После того, как мы посетили Монастырь Святого Креста в Омодосе и хорошо провели время за поздним обедом в уютном ресторане, мы выдвинулись в путь в гостиницу. Однако здесь с нами стали происходить чудеса: каким-то образом навигатор сменил маршрут и увел нас на старые горные серпантины в места, которые мы не проезжали на пути в Омодос, а затем и вовсе телефоны потеряли связь.

За горными холмами вдали струились багровые лучи заходящего солнца, они подсвечивали черные волны гор алым и бледно-розовым, как будто прожигали их насквозь. Темнело еще довольно рано, и тихие равнины в ущельях гор, и безлюдные скалы – все, казалось, дышало предчувствием нисходящей на землю ночи.

Меж тем мы плутали наощупь меж деревушек и городов, не понимая, как нас угораздило заблудиться. Яна была за рулем, а я подсказывал ей, но, по-видимому, все время ошибался. Я включал и выключал телефоны, но толку не было: связи по-прежнему не было.
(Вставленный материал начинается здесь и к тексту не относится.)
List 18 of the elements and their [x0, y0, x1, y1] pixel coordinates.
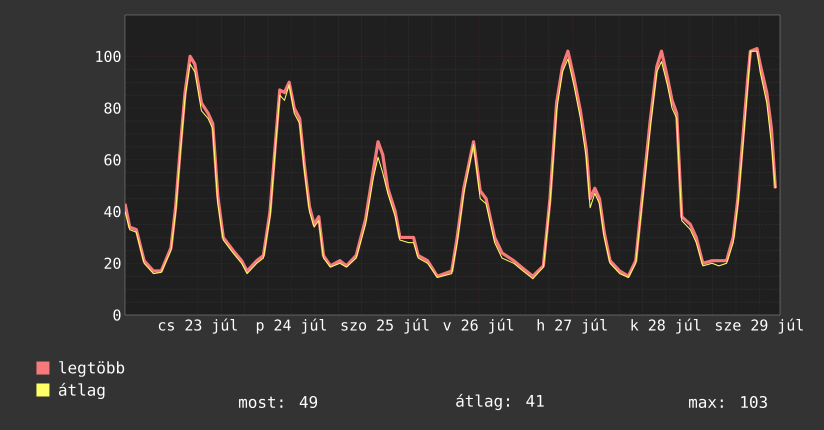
y-tick-label: 0 [113, 309, 121, 321]
x-tick-label: v 26 júl [443, 318, 514, 334]
x-tick-label: p 24 júl [256, 318, 326, 334]
x-tick-label: h 27 júl [538, 318, 607, 334]
x-tick-label: k 28 júl [632, 318, 700, 334]
legend-label: átlag [58, 382, 104, 400]
text: átlag: 41 [456, 394, 544, 410]
y-tick-label: 20 [104, 258, 121, 269]
x-tick-label: szo 25 júl [342, 318, 429, 334]
x-tick-label: cs 23 júl [158, 318, 237, 334]
text: most: 49 [239, 396, 318, 408]
x-tick-label: sze 29 júl [716, 318, 803, 334]
text: max: 103 [689, 396, 767, 408]
y-tick-label: 80 [104, 102, 121, 114]
legend-label: legtöbb [59, 361, 124, 377]
y-tick-label: 60 [104, 154, 121, 166]
y-tick-label: 100 [96, 50, 120, 62]
y-tick-label: 40 [104, 206, 121, 218]
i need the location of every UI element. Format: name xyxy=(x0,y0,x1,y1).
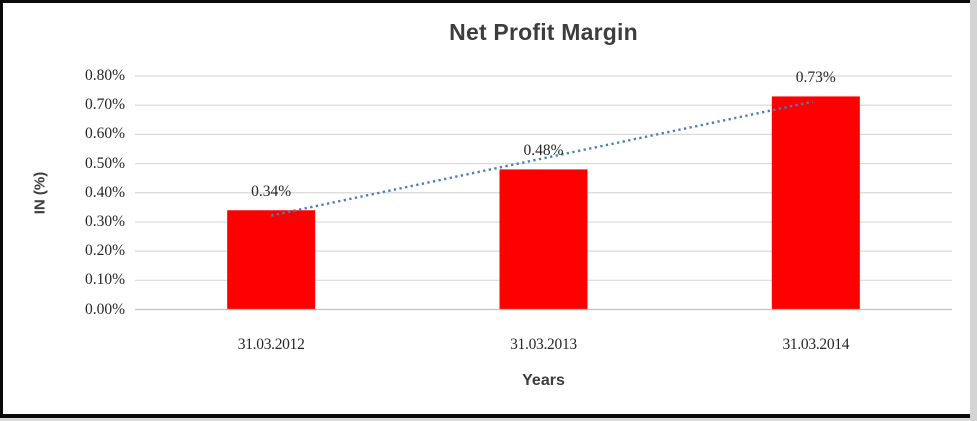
x-axis-title: Years xyxy=(522,372,565,389)
y-tick-label: 0.20% xyxy=(84,242,125,260)
y-tick-label: 0.10% xyxy=(84,271,125,289)
chart-title: Net Profit Margin xyxy=(449,19,638,45)
bar-31.03.2012[interactable] xyxy=(227,210,316,310)
y-tick-label: 0.60% xyxy=(84,125,125,143)
frame-border-right xyxy=(970,0,977,421)
bar-value-label: 0.48% xyxy=(523,142,564,160)
bar-value-label: 0.73% xyxy=(795,69,836,87)
y-tick-label: 0.70% xyxy=(84,96,125,114)
frame-border-top xyxy=(0,0,970,3)
frame-border-bottom-shadow xyxy=(0,418,977,421)
y-tick-label: 0.80% xyxy=(84,67,125,84)
y-tick-label: 0.30% xyxy=(84,212,125,230)
y-tick-label: 0.00% xyxy=(84,300,125,318)
frame-border-bottom xyxy=(0,414,970,418)
x-tick-label: 31.03.2012 xyxy=(237,336,305,353)
x-tick-label: 31.03.2014 xyxy=(782,336,850,353)
frame-border-left xyxy=(0,0,3,418)
trendline[interactable] xyxy=(270,100,814,217)
bar-31.03.2013[interactable] xyxy=(499,169,588,310)
bar-31.03.2014[interactable] xyxy=(771,96,860,310)
y-tick-label: 0.50% xyxy=(84,154,125,172)
x-tick-label: 31.03.2013 xyxy=(510,336,577,353)
y-tick-label: 0.40% xyxy=(84,183,125,201)
bar-value-label: 0.34% xyxy=(251,183,292,201)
Мимо проплывавшие горные деревушки казались безлюдными, хотя за плотными шторами многих окон горел свет; люди почти не появлялись на улицах после захода солнца, а если и появлялись, то они с опаской и какой-то странной отчужденностью взирали на нас. Мы были для них чужаками, и ни тени приветливости, свойственной киприотам, работавшим в туристических зонах, не было на их лицах.

– Если мы через час не выедем на трассу и не найдем заправку, у нас кончится бензин, и тогда все! – Голос Яны прозвучал на удивление довольно спокойно.

– Не переживай, выедем.

– А если не выедем?

– Заночуем в машине. А утром будем искать деревушку, где нам помогут.

– Ага, вообще-то ночью здесь довольно холодно.

Меня удивило, но Яна, произносившая эти слова, не теряла самообладания, будто все происходило не с ней самой, а с кем-то вымышленным, и было не наяву. Даже я, казалось, нервничал, но она оставалась образцом спокойствия. Открытие это резануло где-то глубоко под сердцем, странности и противоречия в ее поведении все более терзали меня, казалось, я не знал настоящую, подлинную Яну ни на половину, ни даже на треть.